At least one group of condors appears to be heeding that advice on its own, says Kelly Sorenson, executive director of the Ventana Wildlife Society (VWS) and co-author of the PNAS study. Since 1998, VWS has released more than 30 captive-bred condors in Big Sur, a remote, mountainous region overlooking California’s central coast. “We believe that marine mammals—primarily sea lion carcasses that wash up on the beach—now represent about 50 percent of the Big Sur population’s diet,” Sorenson says. “That’s really exciting, because it means a much lower lead exposure for the condors.”
He says that plans are under way to build a new holding pen along the coast south of Big Sur where seals frequently haul out. “Free-flying condors are just not finding these areas yet, so we need to encourage them to do so,” he adds. Other major haul-outs can be found from Baja California to British Columbia.

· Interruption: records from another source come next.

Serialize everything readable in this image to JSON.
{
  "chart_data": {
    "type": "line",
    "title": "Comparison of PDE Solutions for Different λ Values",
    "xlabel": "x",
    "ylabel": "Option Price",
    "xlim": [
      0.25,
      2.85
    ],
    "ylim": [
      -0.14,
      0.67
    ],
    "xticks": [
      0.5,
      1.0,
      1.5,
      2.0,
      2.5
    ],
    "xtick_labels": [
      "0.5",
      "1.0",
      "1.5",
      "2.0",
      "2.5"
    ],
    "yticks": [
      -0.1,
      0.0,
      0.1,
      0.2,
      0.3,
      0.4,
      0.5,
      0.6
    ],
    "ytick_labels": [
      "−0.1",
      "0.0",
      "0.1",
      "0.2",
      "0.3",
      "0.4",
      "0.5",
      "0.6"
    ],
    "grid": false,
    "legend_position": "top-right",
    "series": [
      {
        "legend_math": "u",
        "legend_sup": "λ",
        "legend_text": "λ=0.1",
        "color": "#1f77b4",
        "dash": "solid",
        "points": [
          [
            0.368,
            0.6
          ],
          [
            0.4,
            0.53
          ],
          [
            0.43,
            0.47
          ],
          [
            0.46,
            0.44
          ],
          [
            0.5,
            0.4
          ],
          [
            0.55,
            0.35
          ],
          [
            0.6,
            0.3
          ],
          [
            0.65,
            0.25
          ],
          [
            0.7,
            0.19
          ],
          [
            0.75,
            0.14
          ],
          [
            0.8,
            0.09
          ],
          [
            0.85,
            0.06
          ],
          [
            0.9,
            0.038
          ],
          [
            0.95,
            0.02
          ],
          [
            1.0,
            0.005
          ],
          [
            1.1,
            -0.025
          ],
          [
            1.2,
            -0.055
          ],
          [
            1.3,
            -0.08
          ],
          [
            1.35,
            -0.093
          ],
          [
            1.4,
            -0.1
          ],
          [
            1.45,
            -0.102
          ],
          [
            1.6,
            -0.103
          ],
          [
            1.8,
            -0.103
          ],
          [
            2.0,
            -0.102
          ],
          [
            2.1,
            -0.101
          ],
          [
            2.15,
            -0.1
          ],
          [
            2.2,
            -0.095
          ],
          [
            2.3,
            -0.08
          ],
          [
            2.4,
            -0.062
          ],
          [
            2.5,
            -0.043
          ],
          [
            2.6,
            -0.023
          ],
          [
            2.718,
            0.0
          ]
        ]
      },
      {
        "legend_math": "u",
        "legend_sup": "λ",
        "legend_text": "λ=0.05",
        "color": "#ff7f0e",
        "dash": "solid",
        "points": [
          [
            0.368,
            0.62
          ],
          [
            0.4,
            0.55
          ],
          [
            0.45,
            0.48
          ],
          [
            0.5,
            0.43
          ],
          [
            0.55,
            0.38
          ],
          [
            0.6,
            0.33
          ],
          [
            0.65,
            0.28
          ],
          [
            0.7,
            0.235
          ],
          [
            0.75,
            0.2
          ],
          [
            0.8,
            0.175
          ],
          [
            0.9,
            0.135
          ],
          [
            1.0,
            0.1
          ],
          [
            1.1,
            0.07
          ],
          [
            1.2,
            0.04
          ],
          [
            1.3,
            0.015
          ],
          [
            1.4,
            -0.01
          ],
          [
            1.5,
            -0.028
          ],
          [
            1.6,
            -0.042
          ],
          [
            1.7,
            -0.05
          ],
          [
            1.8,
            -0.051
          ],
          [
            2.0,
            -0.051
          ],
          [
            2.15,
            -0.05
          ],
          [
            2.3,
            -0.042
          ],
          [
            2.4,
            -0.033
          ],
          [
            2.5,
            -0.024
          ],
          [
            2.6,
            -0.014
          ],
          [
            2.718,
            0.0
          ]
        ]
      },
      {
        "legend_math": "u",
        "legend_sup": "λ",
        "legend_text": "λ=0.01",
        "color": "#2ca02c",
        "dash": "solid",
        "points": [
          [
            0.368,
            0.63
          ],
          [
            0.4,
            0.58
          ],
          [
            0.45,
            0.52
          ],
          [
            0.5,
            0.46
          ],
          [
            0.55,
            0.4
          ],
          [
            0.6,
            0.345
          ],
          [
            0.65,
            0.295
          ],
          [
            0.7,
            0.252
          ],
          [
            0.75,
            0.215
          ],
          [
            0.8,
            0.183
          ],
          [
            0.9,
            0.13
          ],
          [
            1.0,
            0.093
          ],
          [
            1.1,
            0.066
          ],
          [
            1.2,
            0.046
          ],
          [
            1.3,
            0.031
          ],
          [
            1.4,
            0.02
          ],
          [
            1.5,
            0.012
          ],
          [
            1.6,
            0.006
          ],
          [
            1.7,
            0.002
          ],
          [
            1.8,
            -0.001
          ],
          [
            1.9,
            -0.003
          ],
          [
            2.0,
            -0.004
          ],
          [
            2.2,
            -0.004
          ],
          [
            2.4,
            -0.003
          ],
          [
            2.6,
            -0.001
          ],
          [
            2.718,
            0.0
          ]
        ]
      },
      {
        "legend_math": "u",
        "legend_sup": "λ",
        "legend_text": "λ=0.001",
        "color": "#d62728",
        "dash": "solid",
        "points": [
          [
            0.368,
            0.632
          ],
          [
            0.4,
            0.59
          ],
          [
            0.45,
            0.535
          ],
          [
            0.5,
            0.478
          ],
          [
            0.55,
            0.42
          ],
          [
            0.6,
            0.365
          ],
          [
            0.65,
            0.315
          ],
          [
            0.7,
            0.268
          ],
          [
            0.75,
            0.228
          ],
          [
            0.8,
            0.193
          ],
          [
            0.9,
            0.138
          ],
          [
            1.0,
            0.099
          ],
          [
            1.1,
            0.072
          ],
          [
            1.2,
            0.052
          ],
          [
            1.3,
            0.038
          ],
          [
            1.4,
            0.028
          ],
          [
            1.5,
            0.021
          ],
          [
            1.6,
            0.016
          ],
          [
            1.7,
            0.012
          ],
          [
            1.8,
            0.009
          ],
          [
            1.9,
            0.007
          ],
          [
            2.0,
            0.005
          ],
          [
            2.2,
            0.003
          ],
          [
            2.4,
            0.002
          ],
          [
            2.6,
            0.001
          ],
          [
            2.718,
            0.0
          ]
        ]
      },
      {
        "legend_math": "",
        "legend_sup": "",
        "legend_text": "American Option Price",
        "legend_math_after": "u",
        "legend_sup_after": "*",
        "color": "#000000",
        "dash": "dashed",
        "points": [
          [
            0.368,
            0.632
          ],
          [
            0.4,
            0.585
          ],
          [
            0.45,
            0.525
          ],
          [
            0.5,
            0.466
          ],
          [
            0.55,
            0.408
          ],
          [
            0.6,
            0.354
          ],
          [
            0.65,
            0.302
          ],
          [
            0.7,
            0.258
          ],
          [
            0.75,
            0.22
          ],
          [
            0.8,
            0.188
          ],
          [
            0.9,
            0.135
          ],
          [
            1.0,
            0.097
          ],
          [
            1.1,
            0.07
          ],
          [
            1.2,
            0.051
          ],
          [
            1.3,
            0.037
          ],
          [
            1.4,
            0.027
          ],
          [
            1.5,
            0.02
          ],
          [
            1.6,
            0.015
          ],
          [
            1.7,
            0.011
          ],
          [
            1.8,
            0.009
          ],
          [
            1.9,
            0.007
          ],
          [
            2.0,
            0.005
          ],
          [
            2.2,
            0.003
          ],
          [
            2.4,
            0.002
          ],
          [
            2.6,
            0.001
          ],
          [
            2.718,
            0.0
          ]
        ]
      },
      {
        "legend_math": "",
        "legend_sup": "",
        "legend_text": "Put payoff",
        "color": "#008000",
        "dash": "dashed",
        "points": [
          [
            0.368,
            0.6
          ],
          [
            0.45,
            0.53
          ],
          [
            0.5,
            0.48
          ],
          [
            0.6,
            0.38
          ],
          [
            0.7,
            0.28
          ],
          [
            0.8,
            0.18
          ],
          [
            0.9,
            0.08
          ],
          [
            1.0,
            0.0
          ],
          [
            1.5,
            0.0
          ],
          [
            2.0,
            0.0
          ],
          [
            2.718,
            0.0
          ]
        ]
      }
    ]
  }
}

“If we can train condors to find sites along the beach where there are seals and sea lions all the time, then they’ll frequent those spots and it will get them off some of the terrestrial sources with lead poisoning,” Chamberlain concludes. “It would be fabulous some day to see condors feeding all along the coast, from Mexico to Canada, the way they did when the Europeans arrived here three centuries ago.”
Other co-authors of the PNAS study are former Stanford researcher Jacob Waldbauer; Kena Fox-Dobbs, Seth Newsome, Paul Koch, Donald Smith and Molly Church of the University of California-Santa Cruz; Sam Chamberlain of Reed College; and R. W. Risebrough of the Bodega Bay Institute. Research was supported by the David and Lucile Packard Foundation, the National Science Foundation and the U.S. Fish and Wildlife Service California Condor Recovery Program.